Confused, I sought advice from 2 different sources and received two very different answers . The first person, an advocate of organic beekeeping stated that the bees would be able to forage despite the cooler weather and would not need to be fed, and if I did choose to feed, I should feed only a small amount of honey in the back of the hive.
The second source stated I should be feeding 5 lbs of syrup to the bees daily. I began to do frantic internet searches and got as many answers as I did searches. Dry sugar, fondant, (a candy you make from cooking sugar and water and letting it harden) sugar water, and even, believe it or not, high fructose corn syrup. Bushfarms, one of my favorite sources of organic beekeeping recommends dry sugar if emergency feeding.
Then there is the question of how to feed? It is not as easy to feed in the top bar hive. When the temperatures are low the bees will not leave their cluster to go to the bottom of the hive to eat. Apparently their instinct is to move up in the hive. If they have drawn comb already then they can eat their stored honey, but these poor bees have no stores.
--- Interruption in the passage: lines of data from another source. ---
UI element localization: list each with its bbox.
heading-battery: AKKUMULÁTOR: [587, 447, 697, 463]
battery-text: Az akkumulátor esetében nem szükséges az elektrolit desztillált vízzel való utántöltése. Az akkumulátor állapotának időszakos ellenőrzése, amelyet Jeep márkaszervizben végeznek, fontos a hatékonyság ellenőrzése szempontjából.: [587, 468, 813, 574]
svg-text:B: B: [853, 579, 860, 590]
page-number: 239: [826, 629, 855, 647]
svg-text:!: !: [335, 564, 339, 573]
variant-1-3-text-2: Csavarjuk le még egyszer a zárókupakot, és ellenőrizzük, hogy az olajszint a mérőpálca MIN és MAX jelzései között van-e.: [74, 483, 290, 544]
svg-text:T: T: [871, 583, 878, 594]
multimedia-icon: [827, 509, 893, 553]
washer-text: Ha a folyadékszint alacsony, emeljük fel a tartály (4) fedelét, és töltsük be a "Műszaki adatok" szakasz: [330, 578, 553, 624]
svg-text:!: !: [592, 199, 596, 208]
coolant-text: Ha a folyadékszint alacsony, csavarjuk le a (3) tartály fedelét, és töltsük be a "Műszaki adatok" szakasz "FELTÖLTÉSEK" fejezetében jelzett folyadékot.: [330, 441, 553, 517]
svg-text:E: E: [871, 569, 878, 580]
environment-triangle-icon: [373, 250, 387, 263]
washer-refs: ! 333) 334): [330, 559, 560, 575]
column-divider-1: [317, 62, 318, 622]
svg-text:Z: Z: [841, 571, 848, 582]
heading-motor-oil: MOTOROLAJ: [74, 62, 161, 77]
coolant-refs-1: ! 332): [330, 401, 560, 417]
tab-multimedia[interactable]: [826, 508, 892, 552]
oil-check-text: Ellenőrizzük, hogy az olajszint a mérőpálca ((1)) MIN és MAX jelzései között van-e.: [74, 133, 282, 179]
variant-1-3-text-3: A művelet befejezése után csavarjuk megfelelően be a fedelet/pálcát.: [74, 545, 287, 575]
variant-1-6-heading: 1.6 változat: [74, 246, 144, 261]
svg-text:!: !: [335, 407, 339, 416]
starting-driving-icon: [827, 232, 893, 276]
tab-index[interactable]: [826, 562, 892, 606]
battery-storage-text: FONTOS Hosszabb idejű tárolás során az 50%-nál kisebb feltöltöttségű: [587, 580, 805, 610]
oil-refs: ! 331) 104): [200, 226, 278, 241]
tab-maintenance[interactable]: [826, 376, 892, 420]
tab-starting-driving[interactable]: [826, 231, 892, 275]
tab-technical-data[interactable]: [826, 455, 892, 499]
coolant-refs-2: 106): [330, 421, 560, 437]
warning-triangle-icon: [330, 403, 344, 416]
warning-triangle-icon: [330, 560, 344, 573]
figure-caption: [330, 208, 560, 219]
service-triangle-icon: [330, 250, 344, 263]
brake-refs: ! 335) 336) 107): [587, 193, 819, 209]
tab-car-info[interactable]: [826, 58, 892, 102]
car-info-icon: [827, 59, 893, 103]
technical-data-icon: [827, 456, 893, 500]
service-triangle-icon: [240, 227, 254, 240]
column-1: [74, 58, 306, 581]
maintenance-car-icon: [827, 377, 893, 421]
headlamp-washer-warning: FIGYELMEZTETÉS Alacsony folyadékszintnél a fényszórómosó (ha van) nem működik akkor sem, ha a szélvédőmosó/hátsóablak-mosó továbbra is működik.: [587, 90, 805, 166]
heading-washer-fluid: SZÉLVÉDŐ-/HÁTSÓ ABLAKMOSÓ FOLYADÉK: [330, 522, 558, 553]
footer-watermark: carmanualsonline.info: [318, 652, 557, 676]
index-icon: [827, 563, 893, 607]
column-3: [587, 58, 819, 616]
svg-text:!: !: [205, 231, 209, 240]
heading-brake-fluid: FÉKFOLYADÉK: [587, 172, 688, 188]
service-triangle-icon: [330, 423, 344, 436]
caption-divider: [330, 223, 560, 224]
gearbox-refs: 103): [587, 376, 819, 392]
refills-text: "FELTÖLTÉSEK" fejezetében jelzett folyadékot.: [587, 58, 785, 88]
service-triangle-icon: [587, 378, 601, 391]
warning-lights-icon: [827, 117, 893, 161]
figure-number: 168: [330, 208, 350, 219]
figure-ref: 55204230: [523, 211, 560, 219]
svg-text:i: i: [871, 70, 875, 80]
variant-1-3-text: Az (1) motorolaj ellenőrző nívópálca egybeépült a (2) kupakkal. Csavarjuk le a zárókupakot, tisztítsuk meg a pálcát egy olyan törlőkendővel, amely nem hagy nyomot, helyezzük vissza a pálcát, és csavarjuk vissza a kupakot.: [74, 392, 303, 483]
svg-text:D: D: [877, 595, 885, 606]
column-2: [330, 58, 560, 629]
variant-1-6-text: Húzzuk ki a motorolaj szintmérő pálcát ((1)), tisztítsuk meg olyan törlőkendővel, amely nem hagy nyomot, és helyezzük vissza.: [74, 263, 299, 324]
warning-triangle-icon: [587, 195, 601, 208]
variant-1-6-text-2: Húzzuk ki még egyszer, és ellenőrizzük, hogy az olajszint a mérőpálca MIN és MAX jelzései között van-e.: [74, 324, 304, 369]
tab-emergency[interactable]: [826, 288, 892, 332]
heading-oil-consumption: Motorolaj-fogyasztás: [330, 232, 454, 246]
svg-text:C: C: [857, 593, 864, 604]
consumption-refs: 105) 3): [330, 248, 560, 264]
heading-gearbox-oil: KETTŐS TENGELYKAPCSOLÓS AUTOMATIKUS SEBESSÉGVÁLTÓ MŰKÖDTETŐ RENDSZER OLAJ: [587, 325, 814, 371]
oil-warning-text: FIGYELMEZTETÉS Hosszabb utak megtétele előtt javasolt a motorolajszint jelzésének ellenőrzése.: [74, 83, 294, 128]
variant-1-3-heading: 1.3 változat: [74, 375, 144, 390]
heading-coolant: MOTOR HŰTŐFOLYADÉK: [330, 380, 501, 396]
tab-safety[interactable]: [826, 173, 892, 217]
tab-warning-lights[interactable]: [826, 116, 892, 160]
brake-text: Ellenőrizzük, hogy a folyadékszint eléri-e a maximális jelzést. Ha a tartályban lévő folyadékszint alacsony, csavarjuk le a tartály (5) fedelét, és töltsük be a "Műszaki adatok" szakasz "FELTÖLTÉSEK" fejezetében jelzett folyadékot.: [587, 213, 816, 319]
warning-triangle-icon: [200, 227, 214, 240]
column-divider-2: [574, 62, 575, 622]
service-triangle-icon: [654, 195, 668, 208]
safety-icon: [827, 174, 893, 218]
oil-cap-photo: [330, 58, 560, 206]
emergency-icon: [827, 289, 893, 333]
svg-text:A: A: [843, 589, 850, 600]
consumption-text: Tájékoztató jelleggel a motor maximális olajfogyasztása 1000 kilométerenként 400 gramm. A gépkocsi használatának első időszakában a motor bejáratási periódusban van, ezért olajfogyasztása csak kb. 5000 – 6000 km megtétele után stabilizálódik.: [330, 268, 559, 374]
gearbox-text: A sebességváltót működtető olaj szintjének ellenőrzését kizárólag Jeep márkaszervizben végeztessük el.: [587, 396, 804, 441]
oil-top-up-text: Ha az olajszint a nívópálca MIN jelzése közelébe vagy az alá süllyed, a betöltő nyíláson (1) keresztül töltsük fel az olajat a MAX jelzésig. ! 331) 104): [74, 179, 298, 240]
If you give them syrup and the temps drop, the condensation can kill the bees. Also, you can but syrup in upside jars, or in feeders or in baggies with pinholes poked in them, because if it drips too fast, they will drown.
These poor bees came all the way from sunny California, and I was feeling less like a guardian and more like an executioner.
I am trying to remember that bees have survived thousands of years in all sorts of conditions. Now I have fed honey in the back of the hive, dry sugar sprayed with water slipped in through the entrance of the hive, right below their cluster and , and syrup fed in baggies. So far the bees have taken all this food.
Today, because it was too cold to open the hive, and because I was certain of their eminent demise from starvation, I poured cane sugar (never use beet or molasses) on a piece of scrap paper and spritzed it with water and because I thought it was too cold for robbing, I mixed in tad bit of honey. I then moved the the twigs I have to block or reduce the entrance, and slid the paper into the front entrance, just under the cluster. The bees at the bottom of the cluster began to drop down immediately and eat it. I think they may have been passing it back up the hive. Within 15 minutes there was a lot of activity in the front to the hive. I began to worry that by putting in some honey I attracted other bees and robbing had occurred. I reduced the entrance using twigs so that just one or two bees could fit. This allows the guard bees to protect the entrance more easily and is important to a weak hive.
Supposedly if there is robbing going on you can see your guard bees fighting the bees. I have not seen what I thought was guards and I don't think I have seen fighting either. I am hoping my colony is not so weakened they are unable to fight at all.
Tomorrow should be the end of this cold spell and temps in the mid 70's are predicted for later in the week. I pray they can hold out another day. I will feel so much better when they start building comb and have their own honey stored.